Language of a Bengal’s Body
Happy Body Language of Bengal Cats
This doesn’t only mean that the cat is happy. It may also be feeling playful, relaxed, and comfortable.
- The eyes can be half-lidded or neutral, the ears are up, the tail is upright with the tip curled, and the cat is generally relaxed. It’s a happy and content cat.
- The body is relaxed and stretched, the belly is exposed, the ears are upright, and the eyes are half-lidded or neutral. This feline is comfortable and trusting.
- The eyes are wide open, the ears upright, the tail swishing and the cat is trying to catch your feet or biting and running away. Your Bengal is inviting you to play!
Angry Body Language of Bengal Cats
When your cat is angry, unhappy, and scared, it expresses it in similar ways that could be mistaken as a display of a different negative emotion.
- The pupils are dilated or constricted, ears pinned to its head, back arched, hairs standing on ends, tail upright or parallel to the ground and swishing quickly. The cat feels threatened and appears bigger to scare off the source of fear.
- The cat is lying sideways on the ground, ears are flattened, teeth are shown, pupils are constricted or dilated, and the front paws are ready to strike. Get away or get scratched!
Worried Body Language of Bengal Cats
- The cat is lying on the ground, the limbs are held close to the body, including the tail, the ears are flattened or forming a T, the mouth is closed, and the eyes stare. It could signify insecurity, fear, uncertainty, and discomfort.
- The eyes are dilated, the hair is on end, and the cat is skittish and hides, attacks, or runs anytime when it’s provoked.
A Bengal Cat’s Behavior
Pawing and playing with water.
Your Bengal subconsciously tries to “hunt” in water like its wilder counterpart. This trait came from their ancestor, the Asian Leopard cat, which hunted in many habitats particularly water.

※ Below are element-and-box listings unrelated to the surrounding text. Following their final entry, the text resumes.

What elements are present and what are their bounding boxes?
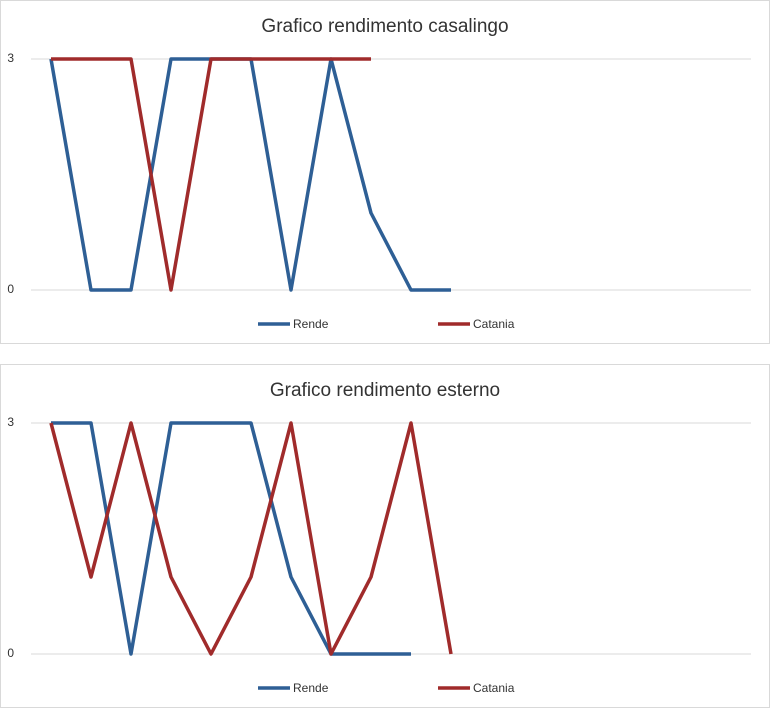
legend-label: Catania xyxy=(473,681,515,695)
data-line xyxy=(49,421,453,656)
chart-title: Grafico rendimento casalingo xyxy=(261,16,508,37)
legend-label: Rende xyxy=(293,681,329,695)
legend-label: Catania xyxy=(473,317,515,331)
chart-frame xyxy=(0,364,770,708)
chart-title: Grafico rendimento esterno xyxy=(270,380,500,401)
y-tick-label: 0 xyxy=(7,282,14,296)
chart-frame xyxy=(0,0,770,344)
y-tick-label: 0 xyxy=(7,646,14,660)
chart: Grafico rendimento casalingo 0 3 Rende Catan… xyxy=(0,0,770,344)
legend-label: Rende xyxy=(293,317,329,331)
data-line xyxy=(51,57,371,292)
data-line xyxy=(51,421,411,656)
y-tick-label: 3 xyxy=(7,51,14,65)
y-tick-label: 3 xyxy=(7,415,14,429)
chart: Grafico rendimento esterno 0 3 Rende Catania xyxy=(0,364,770,708)
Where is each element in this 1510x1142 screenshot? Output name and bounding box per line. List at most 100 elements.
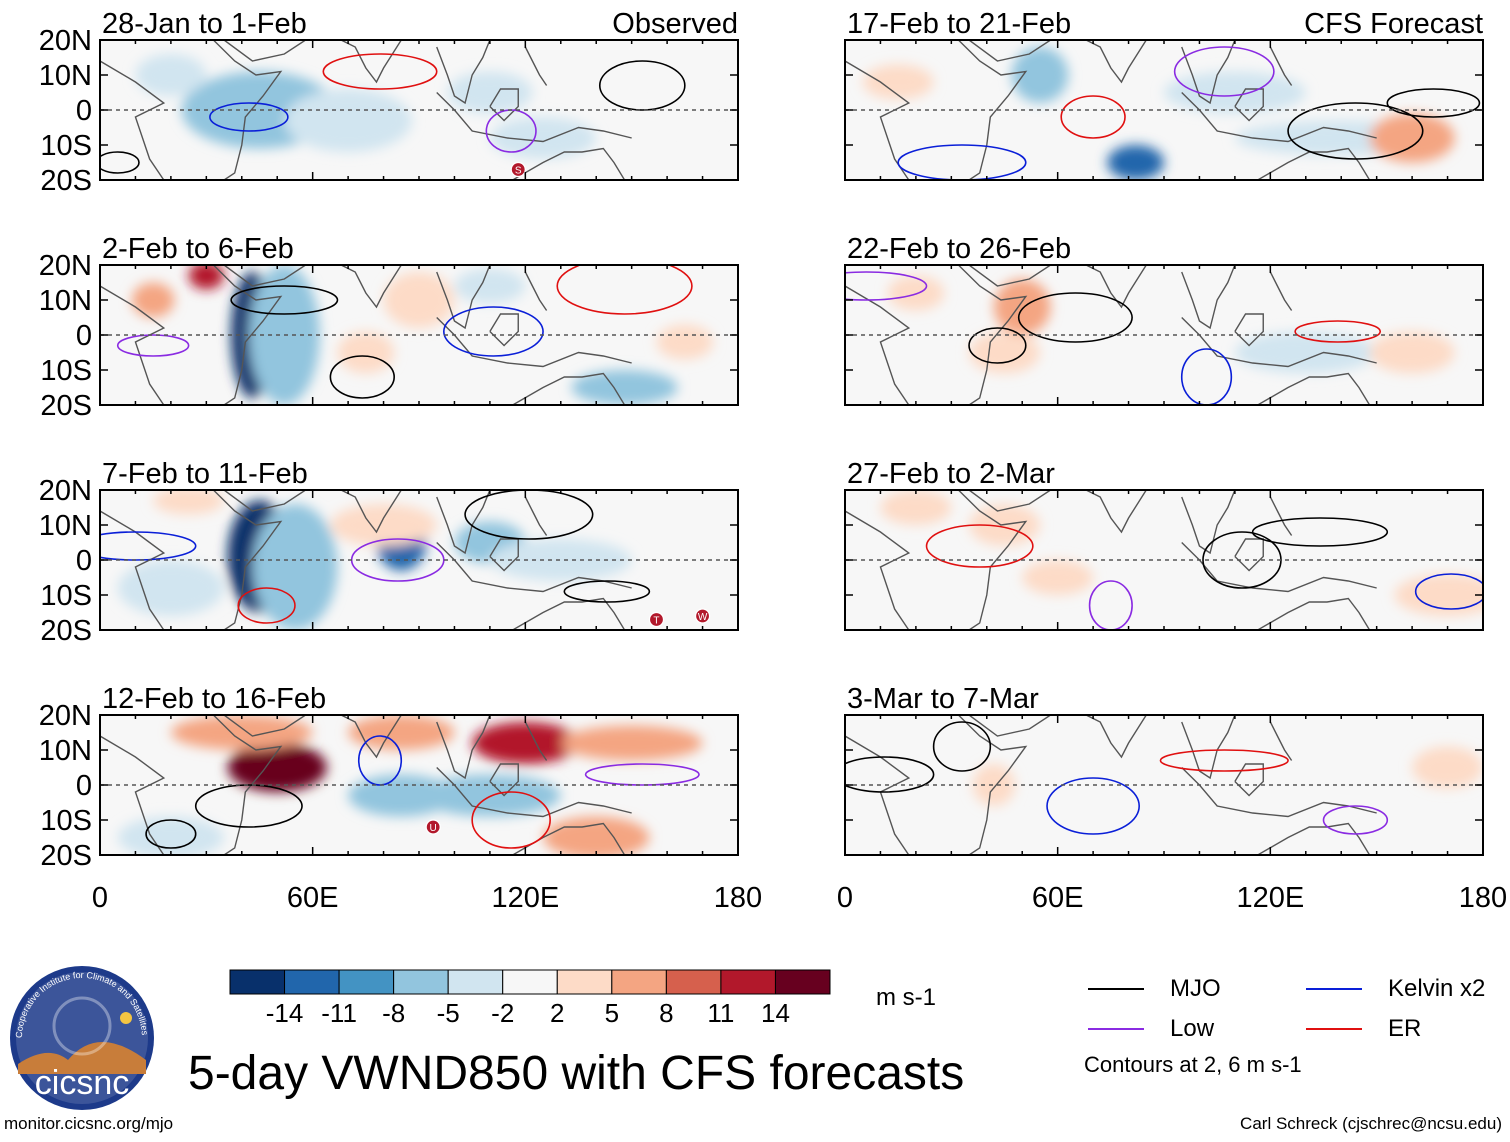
contour-line <box>443 306 544 357</box>
colorbar-tick-label: -8 <box>382 998 405 1028</box>
coastline <box>1181 265 1236 330</box>
shaded-field <box>117 715 703 855</box>
anomaly-blob <box>969 331 1040 374</box>
coastline <box>845 60 911 180</box>
anomaly-blob <box>117 560 225 616</box>
colorbar-tick-label: 2 <box>550 998 564 1028</box>
coastline <box>223 265 306 287</box>
coastline <box>436 715 491 780</box>
y-tick-label: 10N <box>39 60 92 92</box>
anomaly-blob <box>880 490 952 525</box>
contour-line <box>1251 517 1389 547</box>
contour-line <box>1180 348 1233 405</box>
contour-line <box>845 271 928 301</box>
contour-line <box>845 756 935 793</box>
coastline <box>489 538 519 572</box>
contour-line <box>1173 46 1275 97</box>
panel-date-label: 2-Feb to 6-Feb <box>102 233 294 265</box>
panel-date-label: 27-Feb to 2-Mar <box>847 458 1055 490</box>
panel-date-label: 28-Jan to 1-Feb <box>102 8 307 40</box>
legend-line-kelvin <box>1306 988 1362 990</box>
coastline <box>212 40 283 180</box>
coastline <box>968 490 1051 512</box>
coastline <box>1085 40 1147 84</box>
anomaly-blob <box>656 324 714 360</box>
colorbar-swatch <box>229 969 286 995</box>
coastline <box>957 265 1028 405</box>
contour-line <box>322 53 438 90</box>
storm-marker: W <box>694 608 711 624</box>
cicsnc-logo: Cooperative Institute for Climate and Sa… <box>8 964 156 1112</box>
coastline <box>436 92 632 143</box>
coastline <box>489 88 519 122</box>
anomaly-blob <box>227 743 327 792</box>
coastline <box>845 510 911 630</box>
x-tick-label: 180 <box>1459 882 1507 914</box>
y-tick-label: 20S <box>40 615 92 647</box>
coastline <box>511 822 626 855</box>
anomaly-blob <box>489 117 597 159</box>
coastline <box>968 265 1051 287</box>
y-tick-label: 0 <box>76 770 92 802</box>
contour-note: Contours at 2, 6 m s-1 <box>1084 1052 1302 1077</box>
anomaly-blob <box>1107 145 1164 180</box>
anomaly-blob <box>348 715 455 750</box>
contour-line <box>897 144 1027 180</box>
coastline <box>436 767 632 818</box>
contour-line <box>584 763 700 786</box>
contour-line <box>471 791 551 849</box>
panel-date-label: 3-Mar to 7-Mar <box>847 683 1039 715</box>
contour-line <box>329 355 395 399</box>
anomaly-blob <box>560 725 703 761</box>
anomaly-blob <box>887 275 945 311</box>
panel-1-1: 22-Feb to 26-Feb <box>844 233 1484 406</box>
contour-line <box>925 524 1034 568</box>
coastline <box>1256 147 1371 180</box>
coastlines <box>100 265 632 405</box>
legend-label-er: ER <box>1388 1015 1422 1042</box>
x-tick-label: 0 <box>837 882 853 914</box>
colorbar-swatch <box>393 969 449 995</box>
footer-url: monitor.cicsnc.org/mjo <box>4 1114 174 1133</box>
coastline <box>524 46 548 86</box>
coastline <box>340 265 402 309</box>
coastline <box>968 715 1051 737</box>
x-tick-label: 120E <box>1236 882 1304 914</box>
contour-line <box>1294 320 1382 343</box>
anomaly-blob <box>447 71 533 114</box>
column-header: CFS Forecast <box>1304 8 1483 40</box>
storm-marker-label: T <box>653 616 659 627</box>
coastline <box>1085 715 1147 759</box>
colorbar-swatch <box>774 969 831 995</box>
anomaly-blob <box>489 539 632 581</box>
storm-marker: U <box>425 819 441 835</box>
x-tick-label: 60E <box>287 882 339 914</box>
anomaly-blob <box>383 272 455 328</box>
contour-line <box>1017 292 1133 343</box>
anomaly-blob <box>1181 820 1359 855</box>
coastline <box>340 715 402 759</box>
anomaly-blob <box>135 54 207 96</box>
colorbar-tick-label: 5 <box>605 998 619 1028</box>
panel-background <box>845 715 1483 855</box>
shaded-field <box>131 265 714 405</box>
shaded-field <box>135 54 714 159</box>
coastline <box>212 715 283 855</box>
coastline <box>1085 490 1147 534</box>
coastlines <box>100 490 632 630</box>
coastline <box>1269 721 1293 761</box>
colorbar-units: m s-1 <box>876 984 936 1011</box>
footer-credit: Carl Schreck (cjschrec@ncsu.edu) <box>1240 1114 1502 1133</box>
contour-line <box>968 327 1027 364</box>
coastline <box>100 735 166 855</box>
legend-line-mjo <box>1088 988 1144 990</box>
anomaly-blob <box>454 268 526 304</box>
coastline <box>1234 88 1264 122</box>
coastline <box>968 40 1051 62</box>
coastlines <box>100 40 632 180</box>
colorbar-tick-label: 14 <box>761 998 790 1028</box>
legend-label-low: Low <box>1170 1015 1215 1042</box>
colorbar-swatch <box>284 969 340 995</box>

There, they catch fish and smaller animals lingering close.
Climbing tall furniture.
They naturally love being in high places due to another trait passed down from the Asian Leopard to the Bengals. Asian Leopard cats may be found at heights up to 3000 meters, according to Wild Cats World Sanctuary.
Peeing outside of the litterbox.
This can be a result of the litterbox being placed in a busy area which is distracting, in a secluded spot where the smell gathers, or an uncleaned litter. It could also be that your Bengal is feeling insecure in its territory or with itself, or a medical issue with the bladder.

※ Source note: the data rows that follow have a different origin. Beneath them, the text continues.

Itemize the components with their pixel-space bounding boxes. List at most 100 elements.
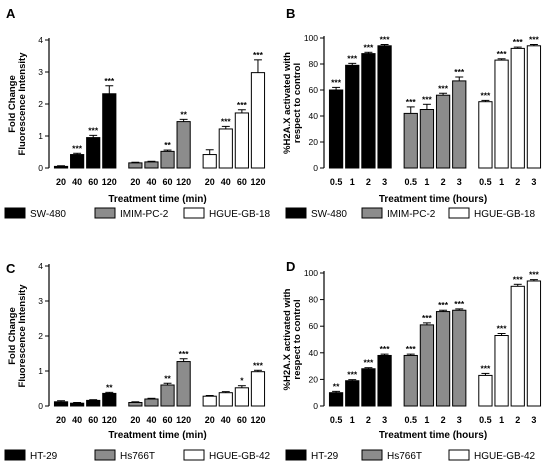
x-tick-label: 120	[102, 415, 117, 425]
significance-label: ***	[454, 67, 465, 77]
x-tick-label: 2	[441, 177, 446, 187]
bar	[452, 80, 467, 169]
x-tick-label: 20	[205, 177, 215, 187]
bar	[250, 371, 266, 407]
significance-label: ***	[480, 90, 491, 100]
y-tick-label: 40	[309, 111, 319, 121]
legend-label: HGUE-GB-42	[474, 451, 536, 462]
bar	[328, 89, 344, 169]
bar	[70, 154, 85, 169]
panel-letter: B	[286, 6, 295, 21]
y-tick-label: 2	[38, 331, 43, 341]
x-axis-label: Treatment time (hours)	[379, 194, 487, 205]
significance-label: ***	[497, 324, 508, 334]
significance-label: ***	[363, 358, 374, 368]
bar	[202, 395, 217, 407]
bar	[176, 361, 191, 407]
legend-label: SW-480	[30, 209, 66, 220]
bar	[70, 402, 85, 407]
x-tick-label: 3	[531, 415, 536, 425]
significance-label: ***	[221, 116, 232, 126]
bar	[510, 47, 525, 169]
y-axis-label-line1: Fold Change	[7, 307, 18, 365]
significance-label: ***	[72, 143, 83, 153]
y-tick-label: 1	[38, 366, 43, 376]
y-axis-label-line2: Fluorescence Intensity	[17, 52, 28, 156]
significance-label: ***	[529, 270, 540, 280]
y-tick-label: 2	[38, 99, 43, 109]
x-tick-label: 2	[515, 415, 520, 425]
x-tick-label: 60	[88, 177, 98, 187]
bar	[419, 324, 435, 407]
x-tick-label: 40	[146, 415, 156, 425]
bar	[202, 154, 217, 169]
significance-label: ***	[88, 125, 99, 135]
y-tick-label: 0	[38, 401, 43, 411]
y-axis-label-line1: %H2A.X activated with	[282, 288, 293, 390]
bar	[102, 392, 117, 407]
x-tick-label: 20	[130, 415, 140, 425]
x-tick-label: 1	[499, 415, 504, 425]
significance-label: ***	[497, 49, 508, 59]
bar	[128, 402, 143, 407]
x-tick-label: 20	[56, 415, 66, 425]
chart-panel-c: C 0 1 2 3 4 Fold Change Fluorescence Intensity 2…	[4, 261, 271, 462]
significance-label: *	[240, 376, 244, 386]
significance-label: ***	[513, 37, 524, 47]
y-tick-label: 80	[309, 295, 319, 305]
bar	[250, 72, 266, 169]
significance-label: ***	[380, 344, 391, 354]
x-tick-label: 0.5	[404, 177, 417, 187]
significance-label: ***	[363, 42, 374, 52]
x-tick-label: 20	[130, 177, 140, 187]
panel-letter: D	[286, 259, 295, 274]
bar	[452, 309, 467, 407]
legend-swatch	[448, 207, 470, 219]
significance-label: ***	[438, 300, 449, 310]
x-tick-label: 0.5	[404, 415, 417, 425]
y-tick-label: 40	[309, 348, 319, 358]
significance-label: ***	[331, 77, 342, 87]
x-tick-label: 40	[72, 177, 82, 187]
bar	[478, 374, 493, 407]
x-tick-label: 1	[350, 415, 355, 425]
bar	[526, 280, 542, 407]
bar	[435, 311, 451, 407]
y-tick-label: 20	[309, 374, 319, 384]
bar	[176, 121, 191, 169]
legend-swatch	[94, 449, 116, 461]
legend-swatch	[285, 207, 307, 219]
panel-letter: C	[6, 261, 16, 276]
significance-label: ***	[380, 35, 391, 45]
x-tick-label: 60	[88, 415, 98, 425]
legend-swatch	[4, 449, 26, 461]
bar	[494, 335, 509, 407]
y-axis-label-line1: Fold Change	[7, 75, 18, 133]
y-tick-label: 100	[304, 33, 318, 43]
x-tick-label: 120	[250, 177, 265, 187]
significance-label: ***	[529, 35, 540, 45]
bar	[86, 137, 101, 169]
x-tick-label: 40	[221, 177, 231, 187]
significance-label: **	[164, 140, 171, 150]
chart-panel-a: A 0 1 2 3 4 Fold Change Fluorescence Intensity 2…	[4, 6, 271, 220]
y-tick-label: 20	[309, 137, 319, 147]
x-tick-label: 1	[499, 177, 504, 187]
y-axis-label-line2: respect to control	[292, 299, 303, 379]
bar	[494, 59, 509, 169]
legend-label: Hs766T	[120, 451, 155, 462]
x-tick-label: 2	[366, 177, 371, 187]
x-tick-label: 120	[176, 415, 191, 425]
x-tick-label: 1	[424, 177, 429, 187]
x-tick-label: 20	[205, 415, 215, 425]
y-axis-label-line2: Fluorescence Intensity	[17, 284, 28, 388]
bar	[328, 392, 344, 407]
bar	[403, 112, 418, 169]
significance-label: **	[164, 373, 171, 383]
significance-label: ***	[104, 76, 115, 86]
significance-label: ***	[422, 94, 433, 104]
bar	[53, 165, 69, 169]
x-tick-label: 60	[237, 415, 247, 425]
x-tick-label: 120	[250, 415, 265, 425]
bar	[361, 368, 376, 407]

Scratching furniture and shredding other items to bits.
This could be a result of boredom. Bengals have a high demand for exercise and tools (cat posts and toys) to keep those nails away from your furniture.
Bengal cats are a ball of chaotic energy that is always looking for fun. Bengals that appear relaxed with half-lidded or neutral eyes and erect ears indicate happiness and contentment. A cat with dilated or constricted pupils, fur standing on end, and ready to fight or flee is a sign of fear, insecurity, and distrust.